At 5:30 pm, I met up with Stephan, a dive instructor from Germany and the assistant dive master Manan, whom I’d briefly met the day before.  Another diver who was working on his Advanced certification and who was on the same boat as me and Sam yesterday also appeared.  His name was Martin, and he was from the Netherlands.  The last diver in the group was Amer, originally from Bosnia, he now lives in Brunei.  It wasn’t until after the dive that I found out that it was the first night dive for all three of us.

 

Stephan briefed us on a few things that are different with night diving compared to diving in the daytime.  Some hand signalling was different, such as communicating how many bars of oxygen you had left, as your right had was busy with a flashlight so holding up 8 fingers with two hands to state that you had 80 bars left was not possible.

 

He also told us that it was not cool to just shine a light straight at a fish as they have no eyelids and you could easily temporarily blind them, making them easy prey for bigger fish looking for a meal.  We should not be playing God in the ocean…  Even pointing the light at coral for an extended period of time could be detrimental to it.  So keep your flashlight moving was the moral of the story. 

 

We would also do a brief navigational task of swimming 10 kicks out in a specified direction, and then using our wrist-mounted compasses, swim back to where we started.  This would help us to officially get our night diving rating.
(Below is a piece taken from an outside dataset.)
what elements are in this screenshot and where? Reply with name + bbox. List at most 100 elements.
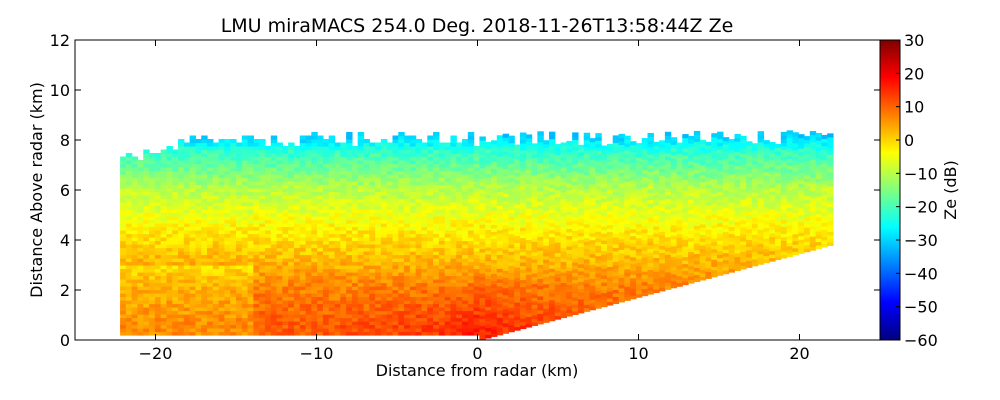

Heading out for our night dive:

Looking back at shore from the main boat:


Even though it was a shallow dive, ranging from 6-9 meters in depth, it was super cool descending into the water with our torches lighting up only a small portion of the water around us.  The day before over a few beers, Simon had told me that he often felt like an astronaut exploring a foreign world with the beams of light from each diver piercing the darkness along with the feeling of weightlessness in the water.

 

The navigation task went well for all three of us, although I forgot to count the number of fin kicks I had done, but it turns out that my guess was pretty good.  We then began our exploration of the area at this dive site known as Pottery Gardens.

 

In this one area, away from any rocks or coral, there were a lot of yellow and black striped fish, probably angelfish, who were on the hunt for smaller silver fish with a translucent blue stripe on the side of their body.  It was pretty obvious that when we shined a flashlight on the prey, even if briefly, it gave an advantage to the predator…so I tried not to highlight the little guys.

 

In single file with Stephan at the front and Manan at the back, we swam between some sets of rocks with fan-like coral on them that felt like a narrow canyon, and I really felt like we were on another planet.  It was super cool.  Shortly after that, Stephan had all of us kneel down on the sandy surface as he shone his flashlight straight down from about four feet above the sea floor.  After a few minutes we could see plankton swimming about, and then I saw the smallest jellyfish I’ve ever seen.  It was colourless and see-through and was maybe half a centimetre in diameter…super cool.

 

I also saw an eel hiding amongst some coral.  I got Stephan’s attention but since I don’t dive often, the hand signal I gave was for a sea snake, not and eel.  However, the eel had pulled back into his hiding spot and was no longer visible.  Stephan told me on the boat afterwards that he was excited to see a sea snake…but I guess I was the “little boy who signaled eel”! (sorry, a bit of a reach to the “boy who cried wolf”)…

 

Right near the end of the dive, Amer, Martin and I all saw a 3’ long grouper fish, super close up, which was amazing.  When we got on the boat, Martin asked Stephan what the big green fish was and showed with his hands how big it was.  Now maybe it’s because Martin’s a big dude, but he made the fish look like it was well over 4’ long!  The old fisherman’s tale…

 

The night dive was an amazing experience and I’m very happy that I did it…and will do it again in the future!